Consider the vector field $F=<y,-x>$.
Compute the line integral $$\int_CF\cdot dr$$ where $C$ is the circle of radius $3$ centered at the origin counterclockwise.
My Try:
The circle is $x^2+y^2=9$
$$\cases{x=3\cos t \\ y=3\sin t} \text{ for } 0\le t\le2\pi$$
Now how do I calculate $\int_CF\cdot dr$?

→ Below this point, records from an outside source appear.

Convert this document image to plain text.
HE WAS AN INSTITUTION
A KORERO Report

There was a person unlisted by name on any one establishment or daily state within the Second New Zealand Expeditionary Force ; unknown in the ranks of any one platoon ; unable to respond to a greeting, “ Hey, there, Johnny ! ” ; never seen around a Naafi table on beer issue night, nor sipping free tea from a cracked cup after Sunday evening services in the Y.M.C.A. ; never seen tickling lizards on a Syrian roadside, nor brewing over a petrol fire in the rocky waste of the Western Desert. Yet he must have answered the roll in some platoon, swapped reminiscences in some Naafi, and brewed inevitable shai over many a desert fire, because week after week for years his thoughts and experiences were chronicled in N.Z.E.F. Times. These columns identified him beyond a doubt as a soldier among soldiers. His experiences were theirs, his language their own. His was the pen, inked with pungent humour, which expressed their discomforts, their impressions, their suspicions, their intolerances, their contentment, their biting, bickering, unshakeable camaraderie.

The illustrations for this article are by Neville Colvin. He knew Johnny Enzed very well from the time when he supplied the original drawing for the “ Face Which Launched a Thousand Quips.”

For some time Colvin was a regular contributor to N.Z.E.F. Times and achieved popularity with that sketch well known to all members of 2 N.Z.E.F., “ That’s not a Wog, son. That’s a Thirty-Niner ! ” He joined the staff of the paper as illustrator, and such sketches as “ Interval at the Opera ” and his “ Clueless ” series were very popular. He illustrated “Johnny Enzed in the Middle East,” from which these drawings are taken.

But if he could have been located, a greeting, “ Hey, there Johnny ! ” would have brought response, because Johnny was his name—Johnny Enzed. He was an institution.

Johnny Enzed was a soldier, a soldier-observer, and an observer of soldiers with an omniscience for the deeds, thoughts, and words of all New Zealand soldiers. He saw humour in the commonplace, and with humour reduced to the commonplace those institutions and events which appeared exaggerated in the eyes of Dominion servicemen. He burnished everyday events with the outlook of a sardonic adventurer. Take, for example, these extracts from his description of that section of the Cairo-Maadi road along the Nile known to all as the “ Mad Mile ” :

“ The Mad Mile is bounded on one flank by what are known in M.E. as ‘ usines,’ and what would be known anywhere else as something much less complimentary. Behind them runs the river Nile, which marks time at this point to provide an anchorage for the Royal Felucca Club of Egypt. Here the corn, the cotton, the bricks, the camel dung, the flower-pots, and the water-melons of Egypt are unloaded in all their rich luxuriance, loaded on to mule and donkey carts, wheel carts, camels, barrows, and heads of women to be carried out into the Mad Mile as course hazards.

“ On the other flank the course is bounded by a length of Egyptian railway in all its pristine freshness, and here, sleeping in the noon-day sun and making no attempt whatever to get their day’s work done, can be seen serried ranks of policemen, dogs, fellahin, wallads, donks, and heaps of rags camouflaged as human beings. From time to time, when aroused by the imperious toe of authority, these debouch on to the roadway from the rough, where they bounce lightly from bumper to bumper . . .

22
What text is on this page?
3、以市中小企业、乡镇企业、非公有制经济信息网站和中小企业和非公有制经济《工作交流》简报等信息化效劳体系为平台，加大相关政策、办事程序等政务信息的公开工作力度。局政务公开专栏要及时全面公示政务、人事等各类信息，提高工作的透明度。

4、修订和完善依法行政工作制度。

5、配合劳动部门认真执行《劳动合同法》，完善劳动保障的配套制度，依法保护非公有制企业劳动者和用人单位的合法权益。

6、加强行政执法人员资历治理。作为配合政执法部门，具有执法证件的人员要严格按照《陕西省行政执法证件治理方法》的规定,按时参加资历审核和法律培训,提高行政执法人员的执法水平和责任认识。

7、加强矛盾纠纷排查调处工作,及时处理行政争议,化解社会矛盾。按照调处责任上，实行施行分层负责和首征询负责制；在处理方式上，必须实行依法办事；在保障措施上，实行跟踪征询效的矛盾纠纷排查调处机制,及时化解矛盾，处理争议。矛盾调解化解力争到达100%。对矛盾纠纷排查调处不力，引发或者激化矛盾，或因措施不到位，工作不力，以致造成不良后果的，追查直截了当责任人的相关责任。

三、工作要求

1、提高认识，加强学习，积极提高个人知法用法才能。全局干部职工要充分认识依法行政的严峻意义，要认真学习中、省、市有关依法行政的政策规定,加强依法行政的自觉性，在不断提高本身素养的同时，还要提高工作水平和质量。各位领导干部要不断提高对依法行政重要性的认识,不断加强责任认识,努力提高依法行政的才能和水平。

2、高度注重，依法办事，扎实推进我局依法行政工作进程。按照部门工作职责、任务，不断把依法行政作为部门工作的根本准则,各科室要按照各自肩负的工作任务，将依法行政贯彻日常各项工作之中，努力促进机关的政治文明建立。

Can anyone explain how to solve this?
The radial vector is
$\vec r = \begin{pmatrix} x \\ y \end{pmatrix}; \tag 1$
also,
$F = \begin{pmatrix} y \\ - x \end{pmatrix}; \tag 2$
with
$x = 3 \cos t, \tag 3$
$y = 3 \sin t, \tag 4$
we have
$\vec r = \begin{pmatrix} 3 \cos t \\ 3\sin t \end{pmatrix}, \tag 5$
$d \vec r = \dfrac{d \vec r}{dt} dt = \begin{pmatrix} -3\sin t \\ 3\cos t \end{pmatrix} dt, \tag 5$
and
$F = \begin{pmatrix} 3\sin t \\ -3\cos t \end{pmatrix}; \tag 6$
then
$F \cdot d \vec r = \begin{pmatrix} 3\sin t \\ -3\cos t \end{pmatrix} \cdot \begin{pmatrix} -3\sin t \\ 3\cos t \end{pmatrix} dt$ $= (-9 \sin^2 t - 9 \cos^2 t)dt = -9(\sin^2 t + \cos^2 t)dt = -9(1)dt = -9dt; \tag 7$
finally,
$\displaystyle \int_C F \cdot d \vec r = \int_C -9 dt = -9 \int_C dt = -9(2\pi) = -18\pi. \tag 8$